La peur « du bon citoyen »

Faire attention lorsqu’on marche dans la rue, principalement la nuit à cause des vols, n’est pas nouveau pour les Brésiliens. Mais aujourd’hui, c’est ainsi la peur « du bon citoyen » qui prime. Cela peut être « un voisin qui va mal nous regarder et pourrait nous agresser pour nos orientations politiques ou sexuelles ». Selon Caroline, qui est professeure de Krav Maga, cette peur n’est pas seulement la leur. Nombreuses sont les personnes qui l’ont contactée à la suite de l’élection pour prendre des cours de self-défense, dont beaucoup de LGBT.

Le Brésil, pourtant, n’apparaît pas en retard d’un point de vue législatif sur les droits des homosexuels par rapport à la France. A moins d’un mois d’intervalle, en 2013, les deux pays ont rendu le mariage entre personnes de même sexe légal. Derrière cette possibilité se cache pourtant une autre réalité. Selon l’association « Gay da Bahia », qui répertorie depuis sa création en 1980 les agressions contre les homosexuels et transsexuels, il y a eu une augmentation de 30 % du nombre de meurtres de LGBT entre 2016 et 2017 au Brésil. Toutes les 19 heures l’un d’entre eux serait assassiné ou se suiciderait dans le pays.

Se marier « tant que c’est encore possible »
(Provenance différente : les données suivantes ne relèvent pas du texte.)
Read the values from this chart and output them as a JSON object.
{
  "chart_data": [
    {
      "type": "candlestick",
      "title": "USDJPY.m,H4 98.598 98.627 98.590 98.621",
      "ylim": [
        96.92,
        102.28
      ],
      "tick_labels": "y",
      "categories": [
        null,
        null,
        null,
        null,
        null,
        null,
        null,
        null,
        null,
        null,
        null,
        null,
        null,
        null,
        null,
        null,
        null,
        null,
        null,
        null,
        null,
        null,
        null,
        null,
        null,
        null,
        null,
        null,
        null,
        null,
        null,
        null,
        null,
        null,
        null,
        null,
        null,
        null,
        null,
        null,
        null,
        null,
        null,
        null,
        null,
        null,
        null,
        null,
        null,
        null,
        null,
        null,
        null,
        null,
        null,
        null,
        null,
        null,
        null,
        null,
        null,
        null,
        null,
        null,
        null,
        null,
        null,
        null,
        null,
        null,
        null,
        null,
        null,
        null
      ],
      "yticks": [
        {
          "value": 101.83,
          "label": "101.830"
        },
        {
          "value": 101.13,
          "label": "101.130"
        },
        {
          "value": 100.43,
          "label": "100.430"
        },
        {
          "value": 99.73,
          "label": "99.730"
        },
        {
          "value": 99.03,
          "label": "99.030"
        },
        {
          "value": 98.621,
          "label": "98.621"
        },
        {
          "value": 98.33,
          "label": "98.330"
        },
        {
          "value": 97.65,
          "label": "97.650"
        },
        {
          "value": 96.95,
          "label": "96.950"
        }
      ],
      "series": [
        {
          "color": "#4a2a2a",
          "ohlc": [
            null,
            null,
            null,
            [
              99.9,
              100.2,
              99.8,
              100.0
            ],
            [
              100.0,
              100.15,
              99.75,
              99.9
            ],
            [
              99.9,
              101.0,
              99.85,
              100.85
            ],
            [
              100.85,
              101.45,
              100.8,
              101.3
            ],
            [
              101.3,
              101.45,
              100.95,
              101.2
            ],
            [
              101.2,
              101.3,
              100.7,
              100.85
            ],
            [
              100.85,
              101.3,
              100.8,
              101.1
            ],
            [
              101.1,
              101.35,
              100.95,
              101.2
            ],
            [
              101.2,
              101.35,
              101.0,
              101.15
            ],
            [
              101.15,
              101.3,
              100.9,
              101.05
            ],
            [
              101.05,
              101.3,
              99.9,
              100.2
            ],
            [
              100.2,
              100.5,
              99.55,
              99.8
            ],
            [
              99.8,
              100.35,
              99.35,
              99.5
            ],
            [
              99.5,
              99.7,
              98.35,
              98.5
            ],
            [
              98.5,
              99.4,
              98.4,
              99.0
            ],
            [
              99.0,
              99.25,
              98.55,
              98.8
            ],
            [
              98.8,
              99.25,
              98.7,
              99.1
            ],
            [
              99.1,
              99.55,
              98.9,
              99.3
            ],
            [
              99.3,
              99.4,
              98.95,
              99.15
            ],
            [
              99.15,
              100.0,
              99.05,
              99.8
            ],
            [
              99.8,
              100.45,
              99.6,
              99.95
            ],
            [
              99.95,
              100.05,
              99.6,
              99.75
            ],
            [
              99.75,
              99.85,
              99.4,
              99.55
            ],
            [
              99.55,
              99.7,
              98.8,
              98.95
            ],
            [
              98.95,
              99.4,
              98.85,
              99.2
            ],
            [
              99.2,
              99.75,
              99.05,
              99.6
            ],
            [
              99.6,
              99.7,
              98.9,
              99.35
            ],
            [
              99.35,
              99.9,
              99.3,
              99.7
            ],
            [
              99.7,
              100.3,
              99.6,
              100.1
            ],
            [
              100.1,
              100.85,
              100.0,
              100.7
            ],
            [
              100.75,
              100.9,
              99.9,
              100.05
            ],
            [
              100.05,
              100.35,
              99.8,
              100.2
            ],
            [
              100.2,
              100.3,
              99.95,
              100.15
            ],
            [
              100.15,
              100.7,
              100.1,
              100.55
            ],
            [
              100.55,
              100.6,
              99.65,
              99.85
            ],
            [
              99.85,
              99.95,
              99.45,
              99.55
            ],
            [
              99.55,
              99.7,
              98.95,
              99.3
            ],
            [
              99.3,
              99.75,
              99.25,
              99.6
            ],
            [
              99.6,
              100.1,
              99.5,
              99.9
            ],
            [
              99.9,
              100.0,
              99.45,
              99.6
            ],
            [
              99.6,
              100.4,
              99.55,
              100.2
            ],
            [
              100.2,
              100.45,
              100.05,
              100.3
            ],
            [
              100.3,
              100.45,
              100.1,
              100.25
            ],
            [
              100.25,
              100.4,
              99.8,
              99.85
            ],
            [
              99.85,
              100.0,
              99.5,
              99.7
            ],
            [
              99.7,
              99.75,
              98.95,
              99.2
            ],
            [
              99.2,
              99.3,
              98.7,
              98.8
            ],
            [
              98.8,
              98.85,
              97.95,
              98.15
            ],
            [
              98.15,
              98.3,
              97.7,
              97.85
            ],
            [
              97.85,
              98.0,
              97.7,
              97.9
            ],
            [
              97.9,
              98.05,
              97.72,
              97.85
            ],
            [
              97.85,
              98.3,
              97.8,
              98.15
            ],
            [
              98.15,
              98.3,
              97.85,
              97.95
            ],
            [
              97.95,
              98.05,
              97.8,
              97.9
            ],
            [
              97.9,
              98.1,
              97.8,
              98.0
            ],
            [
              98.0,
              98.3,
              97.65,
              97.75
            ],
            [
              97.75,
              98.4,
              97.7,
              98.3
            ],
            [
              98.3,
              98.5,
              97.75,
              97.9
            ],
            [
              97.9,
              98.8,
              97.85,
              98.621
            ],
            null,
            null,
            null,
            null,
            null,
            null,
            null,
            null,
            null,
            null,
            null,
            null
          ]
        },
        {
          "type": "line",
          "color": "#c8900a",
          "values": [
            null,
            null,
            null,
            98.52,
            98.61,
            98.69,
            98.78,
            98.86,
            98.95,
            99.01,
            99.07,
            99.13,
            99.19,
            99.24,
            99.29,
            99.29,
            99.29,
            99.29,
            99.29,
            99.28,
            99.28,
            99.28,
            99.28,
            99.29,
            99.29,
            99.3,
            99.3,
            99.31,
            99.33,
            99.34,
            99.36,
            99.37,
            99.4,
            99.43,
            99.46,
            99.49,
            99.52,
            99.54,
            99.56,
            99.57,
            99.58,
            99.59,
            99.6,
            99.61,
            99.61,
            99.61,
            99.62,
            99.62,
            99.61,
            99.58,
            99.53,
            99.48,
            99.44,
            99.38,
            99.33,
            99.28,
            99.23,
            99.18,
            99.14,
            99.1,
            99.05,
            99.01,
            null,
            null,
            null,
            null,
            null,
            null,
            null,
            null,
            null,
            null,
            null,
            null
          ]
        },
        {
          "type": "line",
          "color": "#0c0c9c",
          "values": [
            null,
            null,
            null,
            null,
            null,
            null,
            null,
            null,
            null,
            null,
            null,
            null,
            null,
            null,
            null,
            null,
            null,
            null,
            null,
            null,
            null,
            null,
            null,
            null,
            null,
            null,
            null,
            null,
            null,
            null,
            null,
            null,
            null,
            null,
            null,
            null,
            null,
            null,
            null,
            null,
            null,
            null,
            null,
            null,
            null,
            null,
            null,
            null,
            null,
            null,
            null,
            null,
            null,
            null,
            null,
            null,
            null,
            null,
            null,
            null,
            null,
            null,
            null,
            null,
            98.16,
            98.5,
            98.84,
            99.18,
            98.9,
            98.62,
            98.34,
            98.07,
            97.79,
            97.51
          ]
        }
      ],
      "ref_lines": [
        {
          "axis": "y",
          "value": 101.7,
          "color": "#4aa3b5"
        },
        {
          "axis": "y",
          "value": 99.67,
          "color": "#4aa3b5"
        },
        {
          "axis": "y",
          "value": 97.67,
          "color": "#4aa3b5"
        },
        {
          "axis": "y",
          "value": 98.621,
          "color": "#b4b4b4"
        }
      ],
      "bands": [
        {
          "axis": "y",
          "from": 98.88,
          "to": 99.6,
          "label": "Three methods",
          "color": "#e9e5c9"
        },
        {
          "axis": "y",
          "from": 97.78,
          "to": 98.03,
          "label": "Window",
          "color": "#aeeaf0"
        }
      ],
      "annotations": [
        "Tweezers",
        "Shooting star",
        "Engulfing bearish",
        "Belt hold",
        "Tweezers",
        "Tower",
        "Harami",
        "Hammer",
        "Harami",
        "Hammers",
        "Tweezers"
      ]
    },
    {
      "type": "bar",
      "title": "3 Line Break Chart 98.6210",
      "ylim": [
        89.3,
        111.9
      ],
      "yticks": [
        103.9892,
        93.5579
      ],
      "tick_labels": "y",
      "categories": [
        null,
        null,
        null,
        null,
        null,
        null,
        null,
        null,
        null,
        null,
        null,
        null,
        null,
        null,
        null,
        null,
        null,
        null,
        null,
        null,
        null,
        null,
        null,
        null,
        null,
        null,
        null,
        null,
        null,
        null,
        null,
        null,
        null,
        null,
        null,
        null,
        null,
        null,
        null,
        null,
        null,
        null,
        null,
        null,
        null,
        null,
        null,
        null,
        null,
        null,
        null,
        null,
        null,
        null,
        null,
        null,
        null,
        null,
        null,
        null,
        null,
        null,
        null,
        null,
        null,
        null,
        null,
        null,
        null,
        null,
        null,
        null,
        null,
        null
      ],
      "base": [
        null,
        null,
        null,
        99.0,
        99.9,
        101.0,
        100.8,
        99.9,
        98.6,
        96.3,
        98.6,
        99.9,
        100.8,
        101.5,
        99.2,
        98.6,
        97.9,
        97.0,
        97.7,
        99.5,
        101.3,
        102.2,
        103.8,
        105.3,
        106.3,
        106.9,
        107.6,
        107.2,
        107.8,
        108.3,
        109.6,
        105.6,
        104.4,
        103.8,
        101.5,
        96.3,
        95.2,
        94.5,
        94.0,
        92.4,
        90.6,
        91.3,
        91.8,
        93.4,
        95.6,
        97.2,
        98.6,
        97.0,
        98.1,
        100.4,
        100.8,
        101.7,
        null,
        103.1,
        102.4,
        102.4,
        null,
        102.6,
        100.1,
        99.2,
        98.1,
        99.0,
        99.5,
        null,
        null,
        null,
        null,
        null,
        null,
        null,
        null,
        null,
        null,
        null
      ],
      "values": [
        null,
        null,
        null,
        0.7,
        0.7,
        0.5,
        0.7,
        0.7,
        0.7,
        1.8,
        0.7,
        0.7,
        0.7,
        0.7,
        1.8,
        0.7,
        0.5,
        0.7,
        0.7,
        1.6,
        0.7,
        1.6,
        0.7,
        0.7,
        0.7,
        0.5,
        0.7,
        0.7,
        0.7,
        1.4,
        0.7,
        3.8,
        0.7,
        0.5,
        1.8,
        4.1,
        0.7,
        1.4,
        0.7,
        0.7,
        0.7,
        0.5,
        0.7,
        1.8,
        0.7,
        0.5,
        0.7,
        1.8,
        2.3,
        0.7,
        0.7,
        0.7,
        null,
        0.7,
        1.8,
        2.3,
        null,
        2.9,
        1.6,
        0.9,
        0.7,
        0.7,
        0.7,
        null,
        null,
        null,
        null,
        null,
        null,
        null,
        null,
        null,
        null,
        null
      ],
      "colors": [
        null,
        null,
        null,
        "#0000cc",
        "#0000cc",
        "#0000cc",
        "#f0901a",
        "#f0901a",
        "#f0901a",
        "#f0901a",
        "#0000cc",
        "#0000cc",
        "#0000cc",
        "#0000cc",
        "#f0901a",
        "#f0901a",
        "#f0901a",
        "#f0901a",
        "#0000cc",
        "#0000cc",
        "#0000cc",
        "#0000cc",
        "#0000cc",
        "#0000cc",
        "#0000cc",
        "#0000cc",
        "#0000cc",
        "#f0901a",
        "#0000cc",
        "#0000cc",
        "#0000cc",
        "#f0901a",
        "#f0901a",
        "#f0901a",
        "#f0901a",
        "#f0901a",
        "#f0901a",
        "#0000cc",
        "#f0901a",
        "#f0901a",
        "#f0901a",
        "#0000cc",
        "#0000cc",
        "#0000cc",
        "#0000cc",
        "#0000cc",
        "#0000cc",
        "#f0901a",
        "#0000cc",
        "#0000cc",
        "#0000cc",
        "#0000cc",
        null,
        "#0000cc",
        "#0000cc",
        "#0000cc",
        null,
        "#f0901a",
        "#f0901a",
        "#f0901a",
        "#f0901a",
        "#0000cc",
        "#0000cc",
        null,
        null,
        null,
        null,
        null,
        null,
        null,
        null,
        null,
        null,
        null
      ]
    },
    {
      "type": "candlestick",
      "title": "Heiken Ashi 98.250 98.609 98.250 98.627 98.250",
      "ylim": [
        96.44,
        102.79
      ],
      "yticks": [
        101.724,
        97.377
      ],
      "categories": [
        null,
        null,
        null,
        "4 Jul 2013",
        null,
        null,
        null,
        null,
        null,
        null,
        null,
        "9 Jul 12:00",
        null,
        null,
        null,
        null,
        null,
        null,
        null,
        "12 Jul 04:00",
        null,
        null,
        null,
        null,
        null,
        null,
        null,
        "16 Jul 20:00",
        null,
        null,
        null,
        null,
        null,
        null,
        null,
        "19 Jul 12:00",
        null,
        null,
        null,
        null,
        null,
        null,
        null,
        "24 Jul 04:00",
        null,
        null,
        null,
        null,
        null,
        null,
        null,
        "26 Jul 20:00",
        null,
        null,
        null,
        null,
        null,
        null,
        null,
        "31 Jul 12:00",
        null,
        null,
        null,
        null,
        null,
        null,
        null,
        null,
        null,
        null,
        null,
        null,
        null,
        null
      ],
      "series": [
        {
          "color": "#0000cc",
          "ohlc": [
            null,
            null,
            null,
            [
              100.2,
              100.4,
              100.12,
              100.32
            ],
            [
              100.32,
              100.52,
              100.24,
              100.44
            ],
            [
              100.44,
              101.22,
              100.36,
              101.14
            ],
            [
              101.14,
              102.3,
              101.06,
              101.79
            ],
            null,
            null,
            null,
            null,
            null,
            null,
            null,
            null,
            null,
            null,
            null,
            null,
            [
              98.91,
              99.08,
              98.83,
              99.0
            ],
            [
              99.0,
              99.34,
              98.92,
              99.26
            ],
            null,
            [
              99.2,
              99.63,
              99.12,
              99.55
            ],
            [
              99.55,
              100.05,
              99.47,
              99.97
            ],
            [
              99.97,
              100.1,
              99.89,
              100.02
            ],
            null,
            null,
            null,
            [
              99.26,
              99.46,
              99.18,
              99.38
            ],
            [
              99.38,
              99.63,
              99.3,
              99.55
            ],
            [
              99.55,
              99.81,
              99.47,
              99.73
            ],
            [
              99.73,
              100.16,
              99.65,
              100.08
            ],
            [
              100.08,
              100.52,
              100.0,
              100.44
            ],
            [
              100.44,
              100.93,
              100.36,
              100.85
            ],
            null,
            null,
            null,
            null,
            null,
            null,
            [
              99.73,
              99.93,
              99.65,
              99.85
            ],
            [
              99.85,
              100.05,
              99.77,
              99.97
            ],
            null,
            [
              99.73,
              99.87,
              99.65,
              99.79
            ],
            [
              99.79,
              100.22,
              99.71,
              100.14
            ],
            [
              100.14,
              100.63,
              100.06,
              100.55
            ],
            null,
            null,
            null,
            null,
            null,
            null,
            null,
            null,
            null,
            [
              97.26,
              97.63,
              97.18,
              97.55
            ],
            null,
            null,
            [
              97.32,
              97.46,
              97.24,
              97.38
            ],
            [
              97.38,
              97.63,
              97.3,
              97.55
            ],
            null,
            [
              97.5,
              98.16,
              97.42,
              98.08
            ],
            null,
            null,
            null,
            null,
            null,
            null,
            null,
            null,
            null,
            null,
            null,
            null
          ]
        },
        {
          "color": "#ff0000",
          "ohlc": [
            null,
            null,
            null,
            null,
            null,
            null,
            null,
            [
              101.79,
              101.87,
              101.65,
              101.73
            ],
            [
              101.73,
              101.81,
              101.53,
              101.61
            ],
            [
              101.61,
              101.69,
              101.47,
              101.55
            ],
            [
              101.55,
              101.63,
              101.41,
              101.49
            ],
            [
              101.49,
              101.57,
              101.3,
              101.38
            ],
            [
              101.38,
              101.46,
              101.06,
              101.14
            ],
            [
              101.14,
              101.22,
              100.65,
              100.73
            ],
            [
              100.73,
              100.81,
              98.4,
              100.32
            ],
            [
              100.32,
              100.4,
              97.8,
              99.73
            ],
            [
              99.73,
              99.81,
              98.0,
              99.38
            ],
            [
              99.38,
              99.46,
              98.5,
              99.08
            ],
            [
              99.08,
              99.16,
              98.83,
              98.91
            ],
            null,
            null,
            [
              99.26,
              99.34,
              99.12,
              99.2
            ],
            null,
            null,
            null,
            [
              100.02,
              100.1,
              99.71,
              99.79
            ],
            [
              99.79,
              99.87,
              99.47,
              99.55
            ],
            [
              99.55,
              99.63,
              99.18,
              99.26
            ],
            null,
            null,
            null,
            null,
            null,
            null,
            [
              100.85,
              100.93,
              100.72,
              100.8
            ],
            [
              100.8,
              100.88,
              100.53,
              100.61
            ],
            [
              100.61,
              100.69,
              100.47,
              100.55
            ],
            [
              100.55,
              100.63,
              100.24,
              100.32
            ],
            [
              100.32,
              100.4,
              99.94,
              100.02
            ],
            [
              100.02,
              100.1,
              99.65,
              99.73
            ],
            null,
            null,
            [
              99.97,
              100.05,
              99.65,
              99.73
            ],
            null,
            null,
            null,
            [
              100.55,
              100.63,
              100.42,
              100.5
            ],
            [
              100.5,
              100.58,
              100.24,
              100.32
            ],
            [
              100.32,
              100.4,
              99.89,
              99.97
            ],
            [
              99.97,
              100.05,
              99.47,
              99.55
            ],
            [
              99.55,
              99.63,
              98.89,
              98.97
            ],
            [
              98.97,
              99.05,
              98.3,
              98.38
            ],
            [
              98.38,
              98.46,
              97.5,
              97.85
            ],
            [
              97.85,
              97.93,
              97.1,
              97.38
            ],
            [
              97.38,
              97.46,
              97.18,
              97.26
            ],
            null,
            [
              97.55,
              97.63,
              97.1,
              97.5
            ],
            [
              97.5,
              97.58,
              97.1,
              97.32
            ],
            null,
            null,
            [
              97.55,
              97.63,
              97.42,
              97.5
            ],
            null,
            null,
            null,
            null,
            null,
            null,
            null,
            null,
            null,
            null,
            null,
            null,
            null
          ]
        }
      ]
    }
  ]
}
Au-delà de leur peur personnelle liée à leur orientation sexuelle, Julia et Caroline sont aussi inquiètes par rapport à leurs convictions politiques. Lorsqu’elles imaginent leur pays dans quatre ans, elles y voient une situation pire qu’elle ne l’est aujourd’hui. La santé, l’éducation et l’environnement se dégraderont, selon elles, et les personnes seront plus révoltées. Elles s’imaginent avoir aussi moins de droits. Elles se sont ainsi mariées, « tant que c’est encore possible », avant leur grand départ lundi dernier.

Malgré tout, leur départ vers le Portugal n’a pas été facile. Elles sont parties sans aucune garantie, espérant trouver un travail le plus rapidement possible, n’ayant que de quoi vivre pendant un mois maximum grâce à leurs économies. Elles ont choisi ce pays pour la langue et pour les mesures facilitant la venue des Brésiliens.

Un sentiment de culpabilité

Rendre leur maison et tout ce qu’elles avaient construit ici depuis plusieurs années leur a fait un pincement au cœur. De plus, selon elles, cette décision, elles ne l’ont pas vraiment choisie, elle s’est imposée à elles. Julia s’est sentie « coupable de partir ainsi ». Elle affirme « aimer vraiment le Brésil », qui est pour elle « un pays fantastique, sur de nombreux aspects, mais avec trop d’insécurité ».

Lors de la dictature militaire (1964-1985), l’un des slogans du pouvoir était « Brasil ame-o ou deixe-o », (Brésil aime-le ou quitte-le). Caroline préfère les paroles de la chanson de Gilberto Gil, connu pour sa lutte contre la dictature, « o seu amor ame-o e deixe-o » (ton amour aime-le et quitte-le).